Lufthansa gives up looking for investors for technology division – business

In the first half of 2024, around 600 Airbus aircraft will be delivered A320neo-Series stand on the ground at the same time. The engines of certain years from the American manufacturer Pratt & Whitney need to be checked for possible material defects and many of them will probably need to be repaired. A huge, expensive nuisance for the airlines, which want to get every plane into the air in view of the continuing boom in demand.

The latest Pratt crisis was probably one of the final impetus for a fairly important strategic decision by Lufthansa. When it was on the verge of bankruptcy in mid-2020 due to the corona pandemic, it decided to bring a minority owner on board in its maintenance division Lufthansa Technik and hopefully earn several billion euros. The negotiations dragged on for three years and no conclusion was reached. The group has now decided to call off the sale and instead invest heavily in the maintenance business itself.

“In view of the ongoing manufacturer problems – especially with engines – the strategic value of our Lufthansa Technik as an integral part of the Lufthansa Group has increased significantly again in recent months,” says Detlef Kayser, Group Board Member for Fleet and Technology, and also Chairman of the Supervisory Board of Lufthansa Technik. The problems at Pratt are particularly serious: In general, the latest generation of engines consume significantly less fuel than their predecessors, but are significantly more maintenance-intensive.

The group had recently separated from more and more subsidiaries

“We still have a lot of plans for Lufthansa Technik,” says Kayser. Above all, the division should continue to grow. Another plant will soon be built in Europe to expand capacity, especially in engine maintenance. According to Kayser, “acquisitions are also possible.” Another growth area is the maintenance of military aircraft, which has not yet been part of the core business. Lufthansa Technik is headquartered in Hamburg and is expected to generate sales of more than six billion euros in 2023. Last year it was 5.6 billion.
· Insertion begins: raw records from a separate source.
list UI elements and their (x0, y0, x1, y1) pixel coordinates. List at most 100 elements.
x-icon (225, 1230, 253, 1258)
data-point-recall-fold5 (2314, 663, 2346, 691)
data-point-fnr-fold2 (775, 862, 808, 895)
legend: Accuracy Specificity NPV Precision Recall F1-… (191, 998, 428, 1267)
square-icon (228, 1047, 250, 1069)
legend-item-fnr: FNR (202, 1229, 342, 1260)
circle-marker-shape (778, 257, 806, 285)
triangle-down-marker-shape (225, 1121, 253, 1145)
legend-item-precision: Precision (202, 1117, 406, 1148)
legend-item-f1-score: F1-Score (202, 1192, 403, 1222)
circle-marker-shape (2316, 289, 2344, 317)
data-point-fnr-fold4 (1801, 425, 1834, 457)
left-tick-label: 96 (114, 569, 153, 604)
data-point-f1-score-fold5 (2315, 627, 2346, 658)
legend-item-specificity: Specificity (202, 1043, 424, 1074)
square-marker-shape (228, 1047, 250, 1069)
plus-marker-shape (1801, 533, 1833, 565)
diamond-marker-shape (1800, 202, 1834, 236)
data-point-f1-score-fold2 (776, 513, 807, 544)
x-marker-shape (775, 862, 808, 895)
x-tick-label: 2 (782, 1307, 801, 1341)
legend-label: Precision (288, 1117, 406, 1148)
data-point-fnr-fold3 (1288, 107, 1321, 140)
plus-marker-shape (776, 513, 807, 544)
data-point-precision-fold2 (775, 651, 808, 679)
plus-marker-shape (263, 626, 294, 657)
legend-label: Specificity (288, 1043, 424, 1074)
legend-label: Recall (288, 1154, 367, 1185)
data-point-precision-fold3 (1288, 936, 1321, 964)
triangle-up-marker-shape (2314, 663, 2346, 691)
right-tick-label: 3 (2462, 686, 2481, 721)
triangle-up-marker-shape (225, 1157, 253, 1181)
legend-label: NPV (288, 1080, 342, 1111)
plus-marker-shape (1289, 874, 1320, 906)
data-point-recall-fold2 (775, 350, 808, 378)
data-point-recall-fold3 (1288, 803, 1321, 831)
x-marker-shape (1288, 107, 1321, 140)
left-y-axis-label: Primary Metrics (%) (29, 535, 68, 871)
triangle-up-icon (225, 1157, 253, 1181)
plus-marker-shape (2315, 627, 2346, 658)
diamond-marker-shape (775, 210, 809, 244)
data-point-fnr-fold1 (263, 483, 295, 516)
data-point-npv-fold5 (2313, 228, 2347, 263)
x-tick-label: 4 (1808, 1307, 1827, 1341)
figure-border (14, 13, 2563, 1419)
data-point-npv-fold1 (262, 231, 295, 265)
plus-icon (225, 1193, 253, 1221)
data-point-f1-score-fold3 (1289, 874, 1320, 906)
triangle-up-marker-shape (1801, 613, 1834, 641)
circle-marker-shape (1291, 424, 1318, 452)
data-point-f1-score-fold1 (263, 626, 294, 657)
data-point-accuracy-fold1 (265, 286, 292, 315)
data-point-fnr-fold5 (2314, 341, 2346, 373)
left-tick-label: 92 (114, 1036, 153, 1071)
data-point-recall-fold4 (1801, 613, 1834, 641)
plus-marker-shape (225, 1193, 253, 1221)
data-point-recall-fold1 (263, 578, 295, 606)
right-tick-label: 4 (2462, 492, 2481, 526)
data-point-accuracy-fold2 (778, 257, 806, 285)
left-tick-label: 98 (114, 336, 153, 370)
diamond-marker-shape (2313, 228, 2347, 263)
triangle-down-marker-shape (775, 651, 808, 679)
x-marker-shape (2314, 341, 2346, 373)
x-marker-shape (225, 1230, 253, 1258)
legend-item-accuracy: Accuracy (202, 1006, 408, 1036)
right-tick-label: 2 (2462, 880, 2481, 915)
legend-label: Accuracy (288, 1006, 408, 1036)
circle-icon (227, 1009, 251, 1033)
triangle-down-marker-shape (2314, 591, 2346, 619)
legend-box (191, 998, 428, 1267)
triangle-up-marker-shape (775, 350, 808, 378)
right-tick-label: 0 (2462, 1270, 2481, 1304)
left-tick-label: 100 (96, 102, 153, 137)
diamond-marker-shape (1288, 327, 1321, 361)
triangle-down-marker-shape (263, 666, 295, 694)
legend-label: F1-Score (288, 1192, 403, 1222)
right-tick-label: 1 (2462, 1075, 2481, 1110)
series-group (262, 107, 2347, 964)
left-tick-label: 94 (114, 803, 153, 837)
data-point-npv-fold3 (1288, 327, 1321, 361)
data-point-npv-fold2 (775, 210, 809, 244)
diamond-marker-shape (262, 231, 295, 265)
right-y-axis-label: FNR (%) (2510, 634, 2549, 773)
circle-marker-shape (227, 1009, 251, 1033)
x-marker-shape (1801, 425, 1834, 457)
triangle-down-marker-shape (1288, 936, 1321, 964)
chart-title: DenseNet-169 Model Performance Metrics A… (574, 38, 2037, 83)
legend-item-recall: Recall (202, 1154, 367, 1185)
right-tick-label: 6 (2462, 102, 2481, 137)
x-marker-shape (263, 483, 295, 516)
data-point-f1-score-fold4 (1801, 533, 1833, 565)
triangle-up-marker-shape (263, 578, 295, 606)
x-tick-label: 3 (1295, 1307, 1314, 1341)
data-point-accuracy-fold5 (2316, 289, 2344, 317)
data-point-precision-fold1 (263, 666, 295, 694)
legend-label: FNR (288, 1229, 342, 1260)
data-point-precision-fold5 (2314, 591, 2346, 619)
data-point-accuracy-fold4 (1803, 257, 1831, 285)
The group had recently separated from more and more subsidiaries, including the catering specialist LSG Sky-Chefs. Lufthansa wants to concentrate on the actual airlines – 13 airlines now belong to the group. In the summer, Lufthansa also reached an agreement with the Italian state to initially take over 41 percent of ITA Airways. But to date it has not yet formally submitted the project to the European Commission, which must approve the merger. The group wants to clarify as many conditions as possible in advance in order to shorten the actual process. Among other things, it is reportedly about specifying take-off and landing times at Milan-Malpensa Airport. ITA only has a very small presence there, but for Lufthansa Milan is an important location for feeder flights to the hubs in Munich and Frankfurt.